Friday, February 22, 2008

Waves of trivialities

I have noticed that the media are flooding us with trivialities. On the cheap we get suffocated by endless stories about this murderer or that vane actress or one more hyped up election campaign soundbite. What's going on? Have we lost our perspective? We are lunching on the familiar of whom we love to hate, all fanned by the words of our newscasters. Are all the stories we get through the media worth more than what we experience in our private lives? I see that the real stories are right here at home. They evolve and they hang there with little consequence for now. Neighbors are fading because we are too busy. It is more important that a presidential candidate's former aides are leaving to support the current favorite, like rats leaving the sinking ship. Maybe that's understandable, in face of the need to secure a job in a future administration. Is that what we want to be, though? Do we want to be mercenaries looking only for who pays us best for our loyalties? Television has become our surrogate friend, and companion and distraction. We look at our sports teams as our vicarious tribes, our lost families, our nation's hope. But real life goes on underneath, unnoticed and unloved. There are real people out there full of fear that reality has left no one to care for them, and they are going to react sooner or later. I hope it is not too late for us to turn the tide.

Sunday, February 17, 2008

We learn to wonder

Happiness is conversion. Let's not forget the happy tune or the book written with joy. I venture to say that reading a book, singing a song, or hearing the waves of the ancient sea, leads the body's chemistry away from the nagging doubts life inserts like a nasty wind. The sailor goes out to sea in the face of a brewing storm with a sea chanty on his mind. I listen to "Partons, la mer est belle," and I know out there is a world full of promise in spite of tragedy. Let's make more happy music; let's read more joy into our lives. Let's take the harmonica, the fiddle, or the recorder along, or remember the song whenever sadness takes a hold and sing it out loud if necessary. With music or a good book, a friend -- chosen with care to keep the spirits in check -- is always by our side and keeps us company. Let's not make bad music, though. Know the difference!

Sunday, February 03, 2008

Repeat a lie a thousand times ...

The phrase "repeat a lie a thousand times, and it becomes the truth" is attributed to Joseph Goebbels, propaganda minister during Hitler's Germany. This phrase seems to have taken wings in the current scandal about whether mercury from Thimerosal or dental amalgam or other sources can do damage to children and adults. The media are being inundated with pro-Thimerosal articles.

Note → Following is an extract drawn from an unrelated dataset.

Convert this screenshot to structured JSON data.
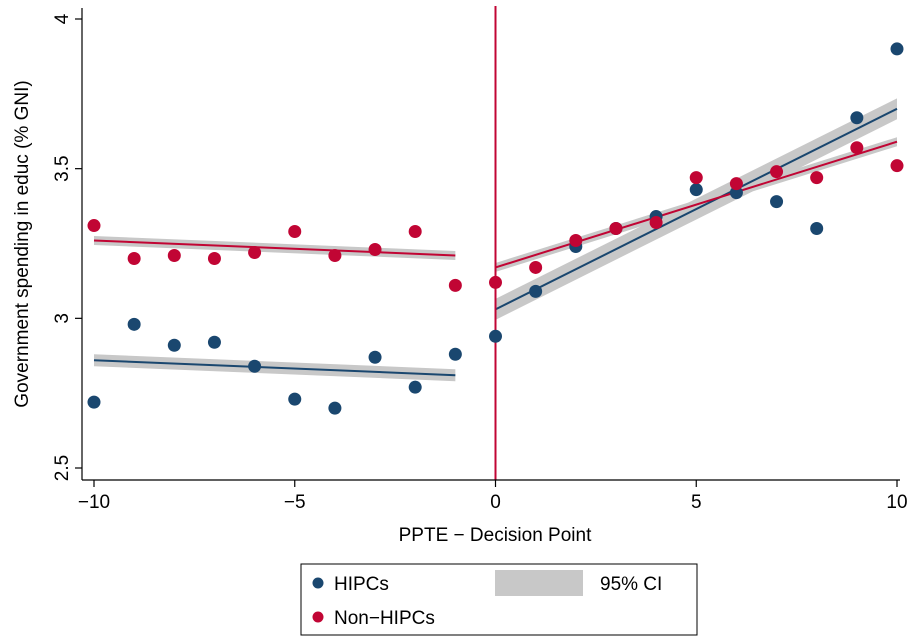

It is not by accident that governmental health organization such as the CDC are always taking the side of the most powerful and wealthiest lobbies. They include the AMA, the ADA, and others. There are conflicts of interest. Studies that have been done concerning the damaging effects of mercury, namely autism, are often unscientific. But what is worse is the changing of a study to fit the lobbies' needs of making mercury as non-toxic as possible. An example is the Verstraeten study of vaccines and Thimerosal.

At the start, the original study seems to support the theory that mercury causes autism. Then the parameters are deliberately changed so that when the final published study comes out, it reflects the pro-mercury side and avoids the truth about how damaging mercury can be.

A more recent study (Pediatrics 2008) purports that autism cannot come from vaccines because infants excrete mercury very fast. The excretion rate may be very fast, but who says that nothing was damaged during the time (two or three days) that the mercury circulated in the body. It is outrageous for a scientist like Dr. Pichichero to say that mercury doesn't do anything to a baby when it is know that the first thing it will do is damage the kidneys. The tissues of the children tested was not studied. The kidney does not cry out in pain when it can't excrete mercury. Apparently the place where the mercury was excreted was through the gutt.

If anyone says that poisoning could not have happened in as short a time as reported, then shouldn't all those people who are drunk behind the wheel only minutes after they have imbibed a bottle of vodka be free of toxins? In fact, they are intoxicated. The babies who get mercury from whatever source are also intoxicated. The fact is that Canadian researcher Graham George presented a lecture at SLAC (Stanford Linear Accelerator Center) saying that ethyl mercury can pass the blood-brain barrier in less than an hour. Once it is in the brain, its half-life for excretion is about twenty years.

Lying seems to have become a pervasive propaganda ploy in government as well as the media. We need the truth. Otherwise we'll become like that person mentioned above.